UX Across Multiple Platforms

While different form factors require different layouts (that is, a mobile view is smaller than a 10-foot one), the user experience of your app across form factors should essentially remain consistent. The platforms you have selected for your app to support will have a significant effect on the decisions you will need to make to deliver a consistent experience. The breadth of devices supported on each platform can add to the complexity by introducing a range of performance and memory capabilities.

Handsets and tablets will tend towards denser screen resolutions due to being experienced more intimately than a 10-foot device. A user typically watches a television from approximately 10 feet away, and the human eye is capable of detecting a limited amount of detail from that far away.

The limits of certain platforms and of device memory are important considerations in your design and development process. To avoid the pitfalls of these limitations, conduct regular memory audits and testing of your app; these kinds of reviews should be conducted throughout the development process to provide you with valuable feedback. Conduct ongoing reviews of all development and design decisions in light of the end result for the user, to ensure that none adversely affect the user’s experience of your app.

One example is a mechanism like Single Sign On. In some platforms, when a user is prompted to sign in, the app will automatically be backgrounded. If the device happens to be lower performance, with more restrictive memory requirements, the process of SSO can crash the app. A memory audit can uncover these kinds of issues well in advance.

Asset Requirements

Once you have decided on the form factors you are designing for, you will be able to compile the specifications for each. Screen resolutions, specifically, vary between form factors, and even in different versions of a similar form factor. Not all image file formats are supported by each platform, either. If you have an idea of the form factors you will eventually be supporting, you can develop a list of required specifications for image formats to ensure that you will have all images in the correct dimensions and formats for any desired platform. Refer to the specific platform vendors for supported image formats.

When speaking about visual assets such as images, it’s important to delineate between static and dynamic images. Static images are anything that is integral to the display of the app. These can include logos, background images, gradients, buttons and anything that is local to the interface. Dynamic images are those that are transient, like a poster image for a movie, and which may be created in multiple resolutions for different platforms and hosted someplace, or accessed through a resizing service that will display the correct image for the platform and device at runtime.

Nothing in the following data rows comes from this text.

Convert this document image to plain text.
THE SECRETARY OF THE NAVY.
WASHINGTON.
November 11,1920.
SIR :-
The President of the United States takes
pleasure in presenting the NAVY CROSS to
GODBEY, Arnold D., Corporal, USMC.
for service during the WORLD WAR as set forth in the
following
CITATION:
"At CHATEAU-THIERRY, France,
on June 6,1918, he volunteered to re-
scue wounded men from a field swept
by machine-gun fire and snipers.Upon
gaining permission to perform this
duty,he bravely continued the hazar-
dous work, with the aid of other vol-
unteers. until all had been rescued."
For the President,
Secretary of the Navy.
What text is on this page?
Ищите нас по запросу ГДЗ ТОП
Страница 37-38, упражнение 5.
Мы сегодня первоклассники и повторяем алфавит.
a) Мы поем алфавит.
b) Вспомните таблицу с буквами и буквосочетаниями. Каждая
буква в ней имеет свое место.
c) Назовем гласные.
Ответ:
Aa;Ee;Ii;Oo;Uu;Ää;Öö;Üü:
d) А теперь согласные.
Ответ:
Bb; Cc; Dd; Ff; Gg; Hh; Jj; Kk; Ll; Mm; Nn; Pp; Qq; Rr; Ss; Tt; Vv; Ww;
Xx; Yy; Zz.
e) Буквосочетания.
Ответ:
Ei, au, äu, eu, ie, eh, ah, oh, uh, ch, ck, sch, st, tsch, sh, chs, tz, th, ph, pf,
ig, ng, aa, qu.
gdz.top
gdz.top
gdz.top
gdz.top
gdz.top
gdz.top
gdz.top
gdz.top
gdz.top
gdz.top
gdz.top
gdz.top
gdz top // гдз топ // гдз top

Knowing the screen resolutions for the form factors and devices your app will support is important as this is the first step in knowing what assets you will need per platform and device, but also for optimizing and packaging your assets later on. Even if two supported devices are technically within the same form factor, they may have different screen resolutions requiring some careful consideration of how to manage the assets for each version of an app.

Interactions

One of the most basic UX considerations has to do with the way the user selects or chooses an item or function within an app. In a mobile version, a user may swipe or touch a screen with their fingers to scroll through a list of items and select the one they want. In 10-foot, this action is usually mediated by a remote control device. When selecting an item with a remote, the user needs to know what they have selected, which is referred to as a focus. How you choose to indicate focus may depend on the limitations and formatting of the platform and devices you are designing for. Understanding how focus works on the platform and devices you are targeting will help you navigate this.

Additionally, even within the 10-foot experience, remote control devices may vary, and this can also affect focus behavior on that device. There is a built-in flow for determining focus that may be particular to a device, but also within the structure of the app itself, and these differences may require some adjustments during design and development.

Typically, the You.i C++ app logic for focus behavior is to move to the next closest element in a screen. This may not always align with the design of an app, or with the most logical way to treat focus for a particular device, so custom views and workarounds may be required to navigate these differences. For example, the flow of focus may be hard coded into an app to get around the Engine’s default focus flow, but dynamic elements within a user interface can create other issues when the focus behavior is hard coded.

Screen Designs

Determining the best experience for users of your app starts at the design phase, and requires consideration of many design variables in light of their impact on device performance. Generally speaking, the more complex the design, the greater the impact on device memory. This may not be as large a factor with a higher performing device, but most likely will be on the lower-end devices, which your app may also need to support.

Because You.i Platform is designed to meld visual and interactive designs with code that creates the final app package, many of the challenges that affect functionality and performance of your app originate in the initial stages of design. These decisions will in large part depend on the form factor as well as the platform.

Animations and Transitions

An example of this are button animations. Button animations on a touchscreen should generally be short as the action on a mobile touchscreen device is fairly responsive. These animations may work differently on a 10-foot app where focus is dictated by a remote controlled input device.

Transitions are another variable. They determine how a user is moved from one screen to the next, or from one state to the next in a screen. Some platforms have restrictions on how long transitions are allowed to last; Roku, for example, has certification requirements that dictate how long transitions can take.